Portugal, pese à sua implantação europeia, não possui esse tipo de ensino sob uma forma curricular global. Tais matérias dispersam-se como manta de retalhos por várias escolas superiores, num verdadeiro bluff que não leva a lugar nenhum. Nem vale a pena escrever mais sobre esta miseranda realidade, à qual os respectivos professores parecem tão bem adaptados e conformados.
[...]
Há que reconhecer que toda a reconversão industrial da preparação e transformação de alimentos depende de que os seus quadros técnicos estejam à altura das responsabilidades. Não pode mais continuar-se a utilizar o improviso, autodidactismo, o amadorismo, em questões tão complexas.
[...]
2. Milhares de pequenas e médias empresas.
Outro ponto importante: a extrema pulverização da indústria, além da sua própria diversidade. Existem milhares de pequenas e médias empresas dispersas por todo o País, representando a ocupação e sustentáculo de muitos mais milhares de trabalhadores e respectivas famílias.
[...]
Estas empresas, individualmente, têm um significado económico pequeno, dir-se-á, mesmo, insignificante. Porém, em conjunto, elas assumem uma importância das mais significativas na economia portuguesa.
Sob o ponto de vista técnico, como é de prever, é extremamente precário, a todos os títulos, o seu parque industrial, ao que se alia uma técnica deficiente e empírica, que acarreta as consequências mais graves, quer em rentabilidade, quer em qualidade. Contudo, não se deve menosprezar certos produtos da indústria caseira (que, aliás, devem ser considerados num esquema diferente do da pequena e média empresa e que tem muito de positivo para a valorização regional e turística), pois essa participação constitui um verdadeiro alfobre de interesse para a economia doméstica, e, nomeadamente, agrícola.
3. Um apoio indispensável.
[..]
No entanto, é de esperar que o Estado venha a tomar uma participação directa em muitas dessas empresas, quer por ter forçosamente de as gerir por abandono ou desinteresse dos proprietários ou por ameaça de falência, a fim de garantir o emprego e a produção necessária ao consumo, quer intervindo directamente nos aspectos tecnológicos, dos quais depende a promoção da qualidade e a obtenção de melhores rendimentos.
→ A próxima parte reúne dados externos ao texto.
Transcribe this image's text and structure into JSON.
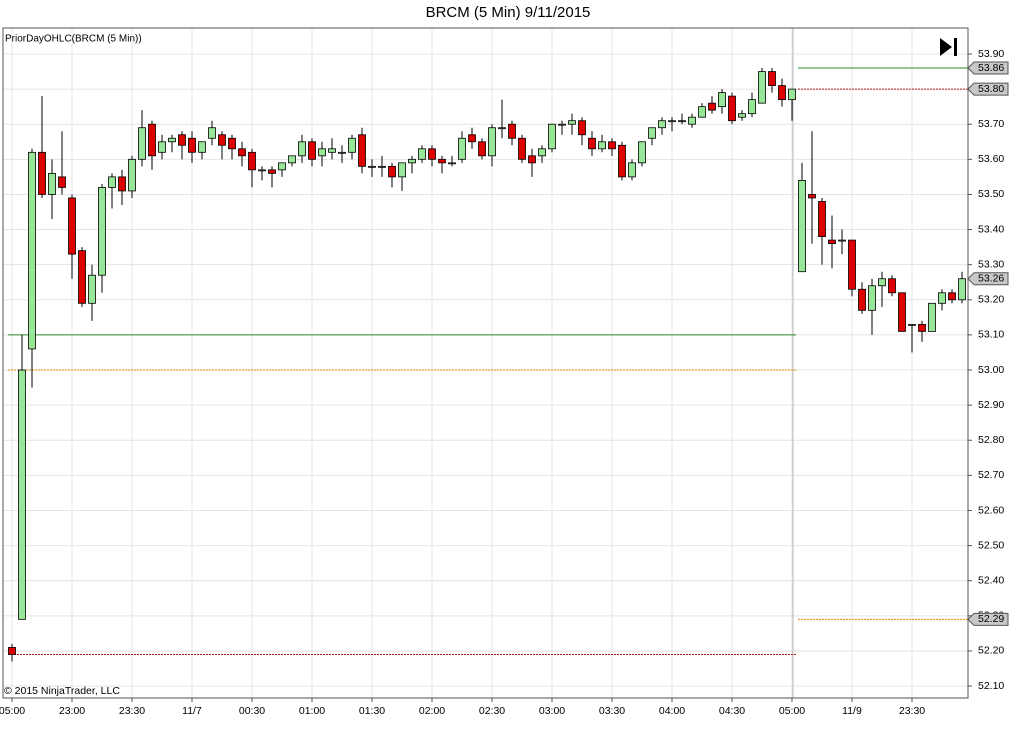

Em qualquer dos casos, o INII pode e deve desempenhar um papel de primordial relevo nesses processos, pois tem quadros com experiência que permitem a montagem imediata desses serviços com a dimensão que se tornar indispensável. Basta, para tanto, que lhe sejam facultados os meios humanos e materiais que permitam a esses quadros uma autêntica intervenção. Isto não significa de nenhum modo uma atitude de proteccionismo ou de paternalismo, que, além de tudo, são sentimentos incompatíveis com ambições de conquista de mercados externos, e com as investidas que possam surgir do exterior por forçadas penetrações das nossas fronteiras aduaneiras, derivadas de acordos internacionais a que Portugal se veja ligado.
Pode dizer-se que, no momento actual [anos noventa do século passado], o DTIA tem iniciadas intervenções do tipo das acima mencionadas, mas é evidente que essa participação terá de ser amplamente aumentada e completada com adequado apoio do sector económico em matéria de gestão» [No presente todo este apoio foi selvaticamente desmantelado. Hoje não há apoio técnico e científico às PME].